Mohon tunggu...
Black Diamond
Black Diamond Mohon Tunggu... -

Warga biasa yang ingin berpartisipasi lewat tulisan

Selanjutnya

Tutup

Cerita Pemilih

Islam Intoleran vs Islam Toleran di Pilkada DKI Jakarta 2017

29 Maret 2017   10:49 Diperbarui: 29 Maret 2017   10:57 870
+
Laporkan Konten
Laporkan Akun
Kompasiana adalah platform blog. Konten ini menjadi tanggung jawab bloger dan tidak mewakili pandangan redaksi Kompas.
Lihat foto
Cerita Pemilih. Sumber ilustrasi: KOMPAS.com/GARRY LOTULUNG

Sungguh miris melihat perkembangan umat Islam di Pilkada DKI Jakarta 2017 ini. Umat Islam seakan terbelah menjadi 2 kelompok.

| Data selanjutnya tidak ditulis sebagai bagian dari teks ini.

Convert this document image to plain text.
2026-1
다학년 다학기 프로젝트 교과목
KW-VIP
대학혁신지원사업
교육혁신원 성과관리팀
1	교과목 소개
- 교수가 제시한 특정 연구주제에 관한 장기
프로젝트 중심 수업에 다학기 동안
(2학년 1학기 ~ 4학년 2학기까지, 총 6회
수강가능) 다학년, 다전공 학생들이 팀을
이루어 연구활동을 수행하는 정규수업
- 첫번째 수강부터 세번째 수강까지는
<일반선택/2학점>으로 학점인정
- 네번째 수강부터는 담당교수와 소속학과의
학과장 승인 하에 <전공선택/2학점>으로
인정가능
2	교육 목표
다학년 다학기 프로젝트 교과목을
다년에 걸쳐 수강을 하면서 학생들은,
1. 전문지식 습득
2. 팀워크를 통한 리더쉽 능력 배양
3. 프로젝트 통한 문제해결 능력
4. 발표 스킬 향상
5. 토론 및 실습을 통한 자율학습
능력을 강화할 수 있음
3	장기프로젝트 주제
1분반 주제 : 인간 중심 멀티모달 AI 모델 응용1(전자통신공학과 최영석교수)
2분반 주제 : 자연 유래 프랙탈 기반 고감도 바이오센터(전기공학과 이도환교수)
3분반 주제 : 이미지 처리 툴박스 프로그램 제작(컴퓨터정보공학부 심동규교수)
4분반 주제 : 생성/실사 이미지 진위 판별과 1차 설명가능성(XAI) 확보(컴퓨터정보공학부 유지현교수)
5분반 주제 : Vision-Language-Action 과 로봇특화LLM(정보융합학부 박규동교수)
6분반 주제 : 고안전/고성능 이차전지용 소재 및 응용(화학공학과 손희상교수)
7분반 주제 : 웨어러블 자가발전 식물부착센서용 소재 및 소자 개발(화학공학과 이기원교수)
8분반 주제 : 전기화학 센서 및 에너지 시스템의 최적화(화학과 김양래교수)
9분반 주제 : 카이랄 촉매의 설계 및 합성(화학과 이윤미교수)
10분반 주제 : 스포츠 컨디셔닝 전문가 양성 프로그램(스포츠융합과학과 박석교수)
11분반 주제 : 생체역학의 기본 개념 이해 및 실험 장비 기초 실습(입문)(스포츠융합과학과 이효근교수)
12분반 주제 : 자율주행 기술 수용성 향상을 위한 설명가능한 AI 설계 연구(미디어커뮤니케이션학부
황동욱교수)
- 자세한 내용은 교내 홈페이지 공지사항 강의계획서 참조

Kelompok pertama, sebagian masyarakat menyebutnya sebagai kelompok Islam Intoleran, ada juga yang menyebutnya sebagai kelompok Islam Radikal.

Kelompok ini seakan adalah kelompok pemilik surga yang sangat yakin saat meninggal akan masuk surga. Mereka menganggap diluar kelompok mereka adalah penghuni neraka.  Orang yang berbeda agama dengan mereka, akan  mereka katai dengan sebutan kafir. Yang  sama-sama muslim pun jika berbeda pandangan politik dengan mereka akan disebut sebagai kaum munafik yang jenazahnya tidak boleh disholatkan.  Tidak hanya itu, ulama ataupun ustadz yang berbeda pandangan dengan mereka, tak segan-segan  dikatai sebagai ulama/ustadz sesat atau juga ulama/ustadz bayaran.  Bahasa yang digunakan cenderung provokatif.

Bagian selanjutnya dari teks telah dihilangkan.